À porta cruzei-me com uma cara conhecida, um moço com idade da ordem da minha, um marujo – marinheiro radarista - que via por vezes no ginásio do CEFA, onde era monitor. Cumprimentei-o.

Saí e reencetei o meu passeio para a vedeta das onze.
Parando aqui e ali para olhar as montras mais chamativas, a uma delas apareceu também o rapaz que vira no Casulo. Avancei, parei mais à frente… e o moço de novo ao mesmo vidro que eu.

Não estranhei. Sendo marinheiro, era natural que fôssemos na mesma direcção: a vedeta.

Uma vitrina mais além e de novo o marujo. Só que desta vez se chegou perto de mim e sussurrou:

- Ó filho… quando é que te descoses?

Hesitante, estaquei, incrédulo.

Decidi-me por avançar, sem qualquer réplica. Com as engrenagens em afanoso e quase barulhento maquinar, cheguei à vedeta.

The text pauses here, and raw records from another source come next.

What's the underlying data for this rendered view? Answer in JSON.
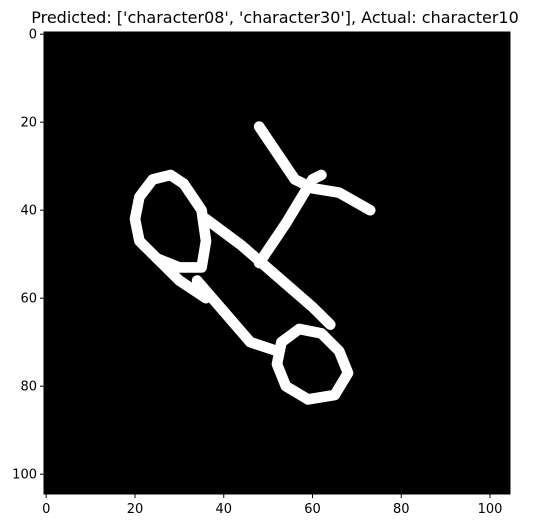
{
  "chart_data": {
    "type": "heatmap",
    "title": "Predicted: ['character08', 'character30'], Actual: character10",
    "xlabel": "",
    "ylabel": "",
    "colormap": "gray",
    "background_color": "#000000",
    "foreground_color": "#ffffff",
    "image_size": [
      105,
      105
    ],
    "xlim": [
      -0.5,
      104.5
    ],
    "ylim": [
      104.5,
      -0.5
    ],
    "xticks": [
      0,
      20,
      40,
      60,
      80,
      100
    ],
    "yticks": [
      0,
      20,
      40,
      60,
      80,
      100
    ],
    "xtick_labels": [
      "0",
      "20",
      "40",
      "60",
      "80",
      "100"
    ],
    "ytick_labels": [
      "0",
      "20",
      "40",
      "60",
      "80",
      "100"
    ],
    "strokes": [
      {
        "kind": "line",
        "points": [
          [
            48,
            21
          ],
          [
            56,
            33
          ],
          [
            60,
            35
          ],
          [
            66,
            36
          ],
          [
            73,
            40
          ]
        ]
      },
      {
        "kind": "line",
        "points": [
          [
            48,
            52
          ],
          [
            54,
            43
          ],
          [
            60,
            33
          ],
          [
            62,
            32
          ]
        ]
      },
      {
        "kind": "loop",
        "points": [
          [
            21,
            37
          ],
          [
            24,
            33
          ],
          [
            28,
            32
          ],
          [
            31,
            34
          ],
          [
            35,
            40
          ],
          [
            36,
            47
          ],
          [
            35,
            53
          ],
          [
            30,
            53
          ],
          [
            25,
            51
          ],
          [
            21,
            47
          ],
          [
            20,
            42
          ],
          [
            21,
            37
          ]
        ]
      },
      {
        "kind": "loop",
        "points": [
          [
            53,
            70
          ],
          [
            57,
            67
          ],
          [
            62,
            68
          ],
          [
            66,
            72
          ],
          [
            68,
            77
          ],
          [
            65,
            82
          ],
          [
            59,
            83
          ],
          [
            54,
            80
          ],
          [
            52,
            75
          ],
          [
            53,
            70
          ]
        ]
      },
      {
        "kind": "line",
        "points": [
          [
            34,
            56
          ],
          [
            40,
            63
          ],
          [
            46,
            70
          ],
          [
            52,
            72
          ]
        ]
      },
      {
        "kind": "line",
        "points": [
          [
            36,
            42
          ],
          [
            44,
            48
          ],
          [
            52,
            55
          ],
          [
            60,
            62
          ],
          [
            64,
            66
          ]
        ]
      },
      {
        "kind": "line",
        "points": [
          [
            25,
            51
          ],
          [
            30,
            56
          ],
          [
            36,
            60
          ]
        ]
      }
    ]
  }
}
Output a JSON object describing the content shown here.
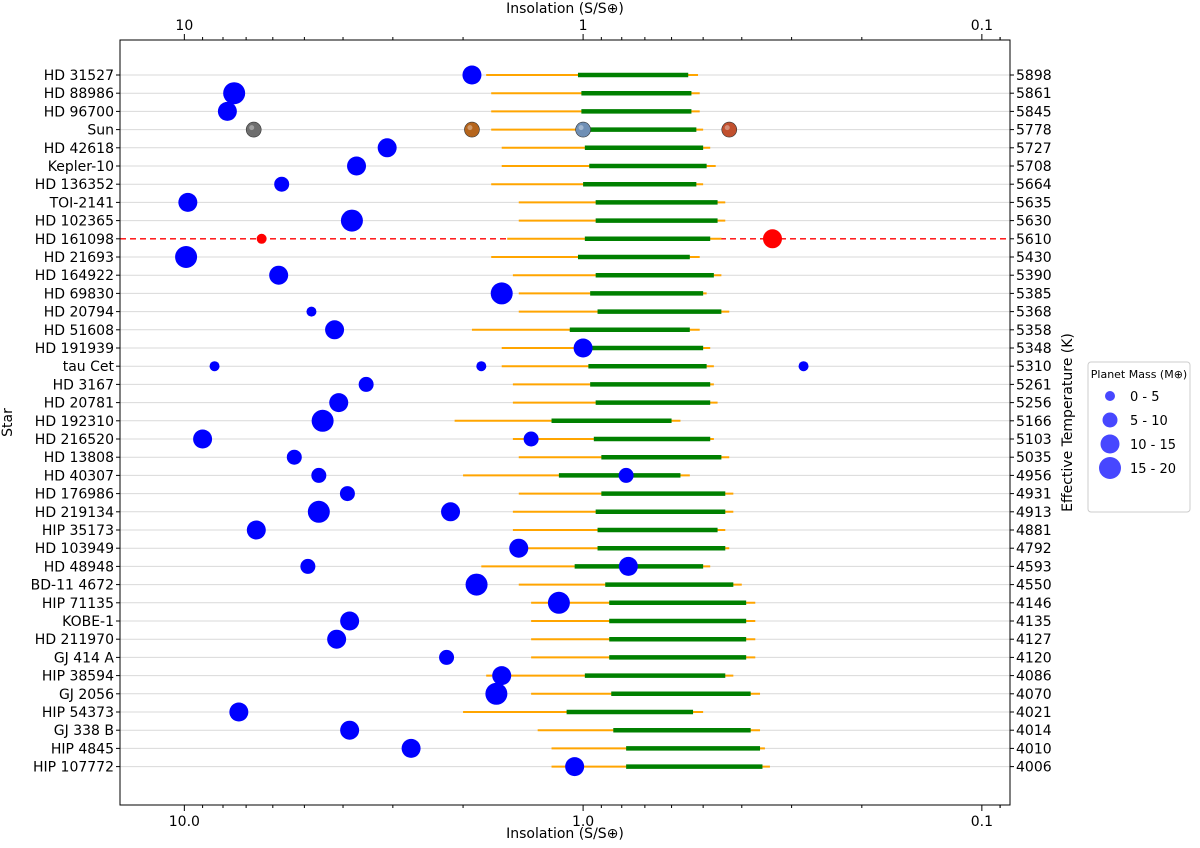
{
  "chart_data": {
    "type": "scatter",
    "xlabel_top": "Insolation (S/S⊕)",
    "xlabel_bottom": "Insolation (S/S⊕)",
    "ylabel_left": "Star",
    "ylabel_right": "Effective Temperature (K)",
    "x_scale": "log",
    "x_reversed": true,
    "xlim": [
      14.5,
      0.085
    ],
    "x_ticks_top": [
      "10",
      "1",
      "0.1"
    ],
    "x_ticks_bottom": [
      "10.0",
      "1.0",
      "0.1"
    ],
    "x_tick_values": [
      10,
      1,
      0.1
    ],
    "grid": "horizontal",
    "legend": {
      "title": "Planet Mass (M⊕)",
      "placement": "right",
      "entries": [
        "0 - 5",
        "5 - 10",
        "10 - 15",
        "15 - 20"
      ]
    },
    "highlight_star": "HD 161098",
    "colors": {
      "optimistic_hz": "#ffa500",
      "conservative_hz": "#008000",
      "planet": "#0000ff",
      "highlight": "#ff0000",
      "highlight_line": "#ff0000",
      "grid": "#d9d9d9"
    },
    "stars": [
      {
        "name": "HD 31527",
        "teff": "5898",
        "ohz": [
          1.75,
          0.515
        ],
        "chz": [
          1.03,
          0.545
        ],
        "planets": [
          {
            "s": 1.9,
            "m": "10 - 15"
          }
        ]
      },
      {
        "name": "HD 88986",
        "teff": "5861",
        "ohz": [
          1.7,
          0.51
        ],
        "chz": [
          1.01,
          0.535
        ],
        "planets": [
          {
            "s": 7.5,
            "m": "15 - 20"
          }
        ]
      },
      {
        "name": "HD 96700",
        "teff": "5845",
        "ohz": [
          1.7,
          0.51
        ],
        "chz": [
          1.01,
          0.535
        ],
        "planets": [
          {
            "s": 7.8,
            "m": "10 - 15"
          }
        ]
      },
      {
        "name": "Sun",
        "teff": "5778",
        "ohz": [
          1.7,
          0.5
        ],
        "chz": [
          0.97,
          0.52
        ],
        "planets": [
          {
            "s": 6.7,
            "m": "0 - 5",
            "body": "mercury"
          },
          {
            "s": 1.9,
            "m": "0 - 5",
            "body": "venus"
          },
          {
            "s": 1.0,
            "m": "0 - 5",
            "body": "earth"
          },
          {
            "s": 0.43,
            "m": "0 - 5",
            "body": "mars"
          }
        ]
      },
      {
        "name": "HD 42618",
        "teff": "5727",
        "ohz": [
          1.6,
          0.48
        ],
        "chz": [
          0.99,
          0.5
        ],
        "planets": [
          {
            "s": 3.1,
            "m": "10 - 15"
          }
        ]
      },
      {
        "name": "Kepler-10",
        "teff": "5708",
        "ohz": [
          1.6,
          0.465
        ],
        "chz": [
          0.965,
          0.49
        ],
        "planets": [
          {
            "s": 3.7,
            "m": "10 - 15"
          }
        ]
      },
      {
        "name": "HD 136352",
        "teff": "5664",
        "ohz": [
          1.7,
          0.5
        ],
        "chz": [
          1.0,
          0.52
        ],
        "planets": [
          {
            "s": 5.7,
            "m": "5 - 10"
          }
        ]
      },
      {
        "name": "TOI-2141",
        "teff": "5635",
        "ohz": [
          1.45,
          0.44
        ],
        "chz": [
          0.93,
          0.46
        ],
        "planets": [
          {
            "s": 9.8,
            "m": "10 - 15"
          }
        ]
      },
      {
        "name": "HD 102365",
        "teff": "5630",
        "ohz": [
          1.45,
          0.44
        ],
        "chz": [
          0.93,
          0.46
        ],
        "planets": [
          {
            "s": 3.8,
            "m": "15 - 20"
          }
        ]
      },
      {
        "name": "HD 161098",
        "teff": "5610",
        "ohz": [
          1.55,
          0.45
        ],
        "chz": [
          0.99,
          0.48
        ],
        "highlight": true,
        "planets": [
          {
            "s": 6.4,
            "m": "0 - 5"
          },
          {
            "s": 0.335,
            "m": "10 - 15"
          }
        ]
      },
      {
        "name": "HD 21693",
        "teff": "5430",
        "ohz": [
          1.7,
          0.51
        ],
        "chz": [
          1.03,
          0.54
        ],
        "planets": [
          {
            "s": 9.9,
            "m": "15 - 20"
          }
        ]
      },
      {
        "name": "HD 164922",
        "teff": "5390",
        "ohz": [
          1.5,
          0.45
        ],
        "chz": [
          0.93,
          0.47
        ],
        "planets": [
          {
            "s": 5.8,
            "m": "10 - 15"
          }
        ]
      },
      {
        "name": "HD 69830",
        "teff": "5385",
        "ohz": [
          1.45,
          0.49
        ],
        "chz": [
          0.96,
          0.5
        ],
        "planets": [
          {
            "s": 1.6,
            "m": "15 - 20"
          }
        ]
      },
      {
        "name": "HD 20794",
        "teff": "5368",
        "ohz": [
          1.45,
          0.43
        ],
        "chz": [
          0.92,
          0.45
        ],
        "planets": [
          {
            "s": 4.8,
            "m": "0 - 5"
          }
        ]
      },
      {
        "name": "HD 51608",
        "teff": "5358",
        "ohz": [
          1.9,
          0.51
        ],
        "chz": [
          1.08,
          0.54
        ],
        "planets": [
          {
            "s": 4.2,
            "m": "10 - 15"
          }
        ]
      },
      {
        "name": "HD 191939",
        "teff": "5348",
        "ohz": [
          1.6,
          0.48
        ],
        "chz": [
          0.97,
          0.5
        ],
        "planets": [
          {
            "s": 1.0,
            "m": "10 - 15"
          }
        ]
      },
      {
        "name": "tau Cet",
        "teff": "5310",
        "ohz": [
          1.6,
          0.47
        ],
        "chz": [
          0.97,
          0.49
        ],
        "planets": [
          {
            "s": 8.4,
            "m": "0 - 5"
          },
          {
            "s": 1.8,
            "m": "0 - 5"
          },
          {
            "s": 0.28,
            "m": "0 - 5"
          }
        ]
      },
      {
        "name": "HD 3167",
        "teff": "5261",
        "ohz": [
          1.5,
          0.47
        ],
        "chz": [
          0.96,
          0.48
        ],
        "planets": [
          {
            "s": 3.5,
            "m": "5 - 10"
          }
        ]
      },
      {
        "name": "HD 20781",
        "teff": "5256",
        "ohz": [
          1.5,
          0.46
        ],
        "chz": [
          0.93,
          0.48
        ],
        "planets": [
          {
            "s": 4.1,
            "m": "10 - 15"
          }
        ]
      },
      {
        "name": "HD 192310",
        "teff": "5166",
        "ohz": [
          2.1,
          0.57
        ],
        "chz": [
          1.2,
          0.6
        ],
        "planets": [
          {
            "s": 4.5,
            "m": "15 - 20"
          }
        ]
      },
      {
        "name": "HD 216520",
        "teff": "5103",
        "ohz": [
          1.5,
          0.47
        ],
        "chz": [
          0.94,
          0.48
        ],
        "planets": [
          {
            "s": 9.0,
            "m": "10 - 15"
          },
          {
            "s": 1.35,
            "m": "5 - 10"
          }
        ]
      },
      {
        "name": "HD 13808",
        "teff": "5035",
        "ohz": [
          1.45,
          0.43
        ],
        "chz": [
          0.9,
          0.45
        ],
        "planets": [
          {
            "s": 5.3,
            "m": "5 - 10"
          }
        ]
      },
      {
        "name": "HD 40307",
        "teff": "4956",
        "ohz": [
          2.0,
          0.54
        ],
        "chz": [
          1.15,
          0.57
        ],
        "planets": [
          {
            "s": 4.6,
            "m": "5 - 10"
          },
          {
            "s": 0.78,
            "m": "5 - 10"
          }
        ]
      },
      {
        "name": "HD 176986",
        "teff": "4931",
        "ohz": [
          1.45,
          0.42
        ],
        "chz": [
          0.9,
          0.44
        ],
        "planets": [
          {
            "s": 3.9,
            "m": "5 - 10"
          }
        ]
      },
      {
        "name": "HD 219134",
        "teff": "4913",
        "ohz": [
          1.5,
          0.42
        ],
        "chz": [
          0.93,
          0.44
        ],
        "planets": [
          {
            "s": 4.6,
            "m": "15 - 20"
          },
          {
            "s": 2.15,
            "m": "10 - 15"
          }
        ]
      },
      {
        "name": "HIP 35173",
        "teff": "4881",
        "ohz": [
          1.5,
          0.44
        ],
        "chz": [
          0.92,
          0.46
        ],
        "planets": [
          {
            "s": 6.6,
            "m": "10 - 15"
          }
        ]
      },
      {
        "name": "HD 103949",
        "teff": "4792",
        "ohz": [
          1.5,
          0.43
        ],
        "chz": [
          0.92,
          0.44
        ],
        "planets": [
          {
            "s": 1.45,
            "m": "10 - 15"
          }
        ]
      },
      {
        "name": "HD 48948",
        "teff": "4593",
        "ohz": [
          1.8,
          0.48
        ],
        "chz": [
          1.05,
          0.5
        ],
        "planets": [
          {
            "s": 4.9,
            "m": "5 - 10"
          },
          {
            "s": 0.77,
            "m": "10 - 15"
          }
        ]
      },
      {
        "name": "BD-11 4672",
        "teff": "4550",
        "ohz": [
          1.45,
          0.4
        ],
        "chz": [
          0.88,
          0.42
        ],
        "planets": [
          {
            "s": 1.85,
            "m": "15 - 20"
          }
        ]
      },
      {
        "name": "HIP 71135",
        "teff": "4146",
        "ohz": [
          1.35,
          0.37
        ],
        "chz": [
          0.86,
          0.39
        ],
        "planets": [
          {
            "s": 1.15,
            "m": "15 - 20"
          }
        ]
      },
      {
        "name": "KOBE-1",
        "teff": "4135",
        "ohz": [
          1.35,
          0.37
        ],
        "chz": [
          0.86,
          0.39
        ],
        "planets": [
          {
            "s": 3.85,
            "m": "10 - 15"
          }
        ]
      },
      {
        "name": "HD 211970",
        "teff": "4127",
        "ohz": [
          1.35,
          0.37
        ],
        "chz": [
          0.86,
          0.39
        ],
        "planets": [
          {
            "s": 4.15,
            "m": "10 - 15"
          }
        ]
      },
      {
        "name": "GJ 414 A",
        "teff": "4120",
        "ohz": [
          1.35,
          0.37
        ],
        "chz": [
          0.86,
          0.39
        ],
        "planets": [
          {
            "s": 2.2,
            "m": "5 - 10"
          }
        ]
      },
      {
        "name": "HIP 38594",
        "teff": "4086",
        "ohz": [
          1.75,
          0.42
        ],
        "chz": [
          0.99,
          0.44
        ],
        "planets": [
          {
            "s": 1.6,
            "m": "10 - 15"
          }
        ]
      },
      {
        "name": "GJ 2056",
        "teff": "4070",
        "ohz": [
          1.35,
          0.36
        ],
        "chz": [
          0.85,
          0.38
        ],
        "planets": [
          {
            "s": 1.65,
            "m": "15 - 20"
          }
        ]
      },
      {
        "name": "HIP 54373",
        "teff": "4021",
        "ohz": [
          2.0,
          0.5
        ],
        "chz": [
          1.1,
          0.53
        ],
        "planets": [
          {
            "s": 7.3,
            "m": "10 - 15"
          }
        ]
      },
      {
        "name": "GJ 338 B",
        "teff": "4014",
        "ohz": [
          1.3,
          0.36
        ],
        "chz": [
          0.84,
          0.38
        ],
        "planets": [
          {
            "s": 3.85,
            "m": "10 - 15"
          }
        ]
      },
      {
        "name": "HIP 4845",
        "teff": "4010",
        "ohz": [
          1.2,
          0.35
        ],
        "chz": [
          0.78,
          0.36
        ],
        "planets": [
          {
            "s": 2.7,
            "m": "10 - 15"
          }
        ]
      },
      {
        "name": "HIP 107772",
        "teff": "4006",
        "ohz": [
          1.2,
          0.34
        ],
        "chz": [
          0.78,
          0.355
        ],
        "planets": [
          {
            "s": 1.05,
            "m": "10 - 15"
          }
        ]
      }
    ]
  }
}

Sentei-me na Câmara de Oficiais. Não sei se o moço embarcou na vedeta, não o vi mais. Ainda que tenha embarcado, ocuparia a zona das praças – não me teria visto.

Na manhã seguinte, serenadas as retorcidas circunvoluções cerebrais, assim que tive uma aberta, fui ao CEFA. Agora vestido de segundo-tenente, nos ombros os galões luzentes de novos.

Lá estava o monitor – não cheguei a saber-lhe o nome. Chamei-o de lado e encetei o sermão sem missa cantada que preparara. Pouco palavreado para não perder a força. Pus a tónica na honradez máscula que se espera de um marujo sem me deter nos aspectos morais da coisa, mas verberei o modo que escolhera para fazer fichas.

Surpreso desde que me vira, o moço ia assentindo em silêncio.

Por fim, olhei firme a praça algo amedrontada, bati ainda nas teclas da honra e da masculinidade; e ousado, ingénüo e arriscado como decerto não seria hoje, rematei:

- Então?... Inda queres que me descôsa?